4 Problem Sets
4.1 Introduction
You are a team assigned to conduct research on one of the following topics. Each group will receive a specific topic randomly from the list below. Your tasks are divided into two Problem Sets:
- Problem Set 1:
Data Management
Visualization
Descriptive Statistics
Conceptual Endogeneity
- Problem Set 2
Formulate Testable Hypotheses
OLS Estimation
Diagnostics
Sensitivity/Robustness Checks
Important: All datasets must come from PSA OpenSTAT or World Bank Open Data.
If you want to use other datasets, you must inform the lecturer by Week 2.
No Kaggle or any cleaned datasets allowed.
4.2 Assigned Topics List (General and Specific)

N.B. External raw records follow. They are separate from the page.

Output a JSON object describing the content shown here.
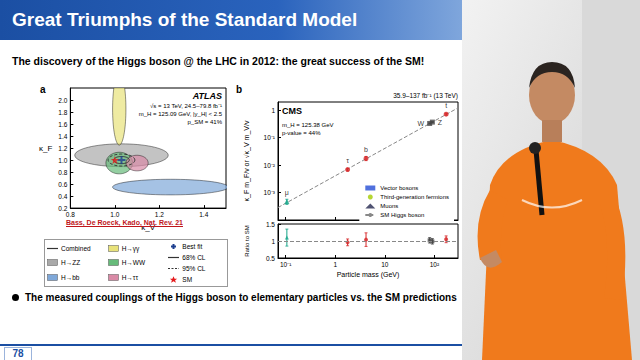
{
  "slide": {
    "title": "Great Triumphs of the Standard Model",
    "subtitle": "The discovery of the Higgs boson @ the LHC in 2012: the great success of the SM!",
    "bullet": "The measured couplings of the Higgs boson to elementary particles vs. the SM predictions",
    "page_number": "78"
  },
  "chart_data": [
    {
      "type": "contour",
      "panel_label": "a",
      "title": "ATLAS",
      "annotations": [
        "√s = 13 TeV, 24.5–79.8 fb⁻¹",
        "m_H = 125.09 GeV, |y_H| < 2.5",
        "p_SM = 41%"
      ],
      "citation": "Bass, De Roeck, Kado, Nat. Rev. 21",
      "x_label": "κ_V",
      "y_label": "κ_F",
      "xlim": [
        0.8,
        1.5
      ],
      "xticks": [
        0.8,
        {
          "value": 1,
          "label": "1.0"
        },
        1.2,
        1.4
      ],
      "ylim": [
        0.2,
        2.2
      ],
      "yticks": [
        0.2,
        0.4,
        0.6,
        0.8,
        {
          "value": 1,
          "label": "1.0"
        },
        1.2,
        1.4,
        1.6,
        1.8,
        {
          "value": 2,
          "label": "2.0"
        }
      ],
      "grid": false,
      "legend": "bottom",
      "levels": [
        {
          "name": "68% CL",
          "line_style": "solid"
        },
        {
          "name": "95% CL",
          "line_style": "dashed"
        }
      ],
      "points": [
        {
          "name": "Best fit",
          "marker": "plus",
          "color": "#1d3f8f",
          "x": 1.03,
          "y": 1.0
        },
        {
          "name": "SM",
          "marker": "star",
          "color": "#e41a1c",
          "x": 1,
          "y": 1
        }
      ],
      "series": [
        {
          "name": "Combined",
          "color": "#333333",
          "center": [
            1.03,
            1.0
          ],
          "contours": [
            {
              "level": "68% CL",
              "rx": 0.035,
              "ry": 0.06
            },
            {
              "level": "95% CL",
              "rx": 0.06,
              "ry": 0.1
            }
          ]
        },
        {
          "name": "H→ZZ",
          "color": "#a9a9a9",
          "center": [
            1.03,
            1.08
          ],
          "contours": [
            {
              "level": "68% CL",
              "rx": 0.21,
              "ry": 0.19
            }
          ]
        },
        {
          "name": "H→bb",
          "color": "#7fa8d9",
          "center": [
            1.25,
            0.55
          ],
          "contours": [
            {
              "level": "68% CL",
              "rx": 0.26,
              "ry": 0.13
            }
          ]
        },
        {
          "name": "H→γγ",
          "color": "#e8e27a",
          "center": [
            1.02,
            1.85
          ],
          "contours": [
            {
              "level": "68% CL",
              "rx": 0.03,
              "ry": 0.6
            }
          ]
        },
        {
          "name": "H→WW",
          "color": "#66bb7a",
          "center": [
            1.02,
            0.95
          ],
          "contours": [
            {
              "level": "68% CL",
              "rx": 0.06,
              "ry": 0.18
            }
          ]
        },
        {
          "name": "H→ττ",
          "color": "#d98aa6",
          "center": [
            1.1,
            0.95
          ],
          "contours": [
            {
              "level": "68% CL",
              "rx": 0.05,
              "ry": 0.13
            }
          ]
        }
      ]
    },
    {
      "type": "scatter",
      "panel_label": "b",
      "title": "CMS",
      "subtitle": "35.9–137 fb⁻¹ (13 TeV)",
      "annotations": [
        "m_H = 125.38 GeV",
        "p-value = 44%"
      ],
      "x_label": "Particle mass (GeV)",
      "y_label": "κ_F m_F/v or √κ_V m_V/v",
      "ratio_label": "Ratio to SM",
      "log": true,
      "grid": false,
      "legend": "lower right",
      "xlim": [
        0.07,
        300
      ],
      "xticks": [
        {
          "value": 0.1,
          "label": "10⁻¹"
        },
        1,
        10,
        {
          "value": 100,
          "label": "10²"
        }
      ],
      "ylim": [
        0.0001,
        2
      ],
      "yticks": [
        {
          "value": 0.001,
          "label": "10⁻³"
        },
        {
          "value": 0.01,
          "label": "10⁻²"
        },
        {
          "value": 0.1,
          "label": "10⁻¹"
        },
        1
      ],
      "ratio_ylim": [
        0.5,
        1.5
      ],
      "ratio_yticks": [
        0.5,
        1,
        1.5
      ],
      "ratio_reference": 1,
      "series": [
        {
          "name": "Vector bosons",
          "color": "#444444",
          "marker": "square",
          "x": [
            80.4,
            91.2
          ],
          "values": [
            0.33,
            0.37
          ],
          "errors": [
            0.012,
            0.012
          ],
          "ratio": [
            1.02,
            0.99
          ],
          "ratio_errors": [
            0.08,
            0.08
          ],
          "point_labels": [
            "W",
            "Z"
          ]
        },
        {
          "name": "Third-generation fermions",
          "color": "#d62728",
          "marker": "circle",
          "x": [
            1.777,
            4.18,
            172.8
          ],
          "values": [
            0.0069,
            0.0176,
            0.72
          ],
          "errors": [
            0.0007,
            0.003,
            0.06
          ],
          "ratio": [
            0.96,
            1.04,
            1.05
          ],
          "ratio_errors": [
            0.1,
            0.2,
            0.1
          ],
          "point_labels": [
            "τ",
            "b",
            "t"
          ]
        },
        {
          "name": "Muons",
          "color": "#17a589",
          "marker": "triangle",
          "x": [
            0.1057
          ],
          "values": [
            0.00047
          ],
          "errors": [
            0.0001
          ],
          "ratio": [
            1.1
          ],
          "ratio_errors": [
            0.25
          ],
          "point_labels": [
            "μ"
          ]
        },
        {
          "name": "SM Higgs boson",
          "type": "line",
          "line_style": "dashed",
          "color": "#888888",
          "x": [
            0.07,
            300
          ],
          "values": [
            0.000285,
            1.22
          ]
        }
      ]
    }
  ]
}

Trade and Economic Outcomes
a. Export volume and regional economic growth
b. Imports, domestic production, and household income
c. Trade openness and employment in key sectors
Agriculture and Productivity
a. Crop yield differences by farm size
b. Fertilizer input and productivity
c. Regional specialization in agriculture
Money, Banking and Household Finance
a. Household access to banking and income
b. Regional credit availability and small business activity
c. Income, savings, and household financial stability
Stocks and Capital Markets
a. Stock market index movements and GDP
b. Stock volatility and investment or savings
c. Economic shocks and market performance
Education and Human Capital
a. Educational attainment and earnings
b. Regional schooling differences and income disparities
c. Education spending and enrollment/completion rates
Health and Economic Outcomes
a. Health expenditure and labor productivity
b. Regional health access and income
c. Health outcomes and employment
4.3 Problem Set 1 - Data Management to Descriptive Statistics and Conceptual Endogeneity
Deadline: Week 6
Note: HW means handwritten.
- Data Management and Cleaning
Acquire dataset(s) for your assigned topic
Clean data (handle missing values, recode variables, reshape, etc.)
Report observations before and after cleaning (HW)
- Data Visualization
Create at least 3 visualizations
For each visualization:
Explain why you chose it (HW)
Discuss what it shows in economic terms (HW)
Interpret patterns, trends, or anomalies (HW)
- Descriptive Statistics
Compute summary statistics (mean, median, SD)
Compare across groups, regions, or categories
Discuss findings in economic terms (HW)
- Conceptual Endogeneity / Confounding Variables
Identify at least one variable that might confound relationships (HW)
Discuss how it could bias interpretation (HW)
- Economic Discussion
Summarize your findings clearly (HW)
Link patterns to economic reasoning or policy (HW)
4.4 Problem Set 2 - Testable Hypotheses, OLS, Diagnostics, Robustness
Deadline: Week 12
Note: HW means handwritten.
- Formulate Testable Hypotheses
- Clearly define dependent and independent variables
- OLS Estimation
Run bivariate OLS
Run multivariate OLS with controls
Report coefficients, standard errors, and R2 (Note: This can be printed and pasted)
Discuss (HW):
Economic interpretation of coefficients
Can the OLS be interpreted causally? Why or why not?
Potential sources of bias
- Sensitivity/ Robustness Checks
Test whether results hold with different sets of control variables
Perform subsample analysis (i.e., gender, region, time period)
Discuss which results are robust, which change and why (HW)
Please emphasize your discussion with economic interpretation (HW)
- Diagnostics or Formal Tests
Multicollinearity (VIF)
Heteroskedasticity (BP or White)
Functional form (RESET)
Discuss the implications of the results (HW)
- Economic Discussion (HW)
Compare bivariate vs multivariate results and the sensitivity checks
Summarize findings with Problem Set 1, policy, limitations
4.5 Reminders:
Hard copy submission is the only submission accepted.
All with (HW) means these are handwritten. Please write legibly.
Typed R code printed and included.
Plots are printed and pasted together with the handwritten discussion.
Only include essential outputs meaning, no need to print the dataset contents, whatsoever.
First pages would be the answers to all questions together then, next pages would be the step-by-step process with code chunks in R.
In printing the Quarto Markdown file for submission, put in the code chunks the following line on top where you see the {r}. It should be like this: {r, eval=FALSE}. This is so that the results will not appear in the HTML. You can then print the Quarto Markdown clearly.
Only do this when you are printing the R codes.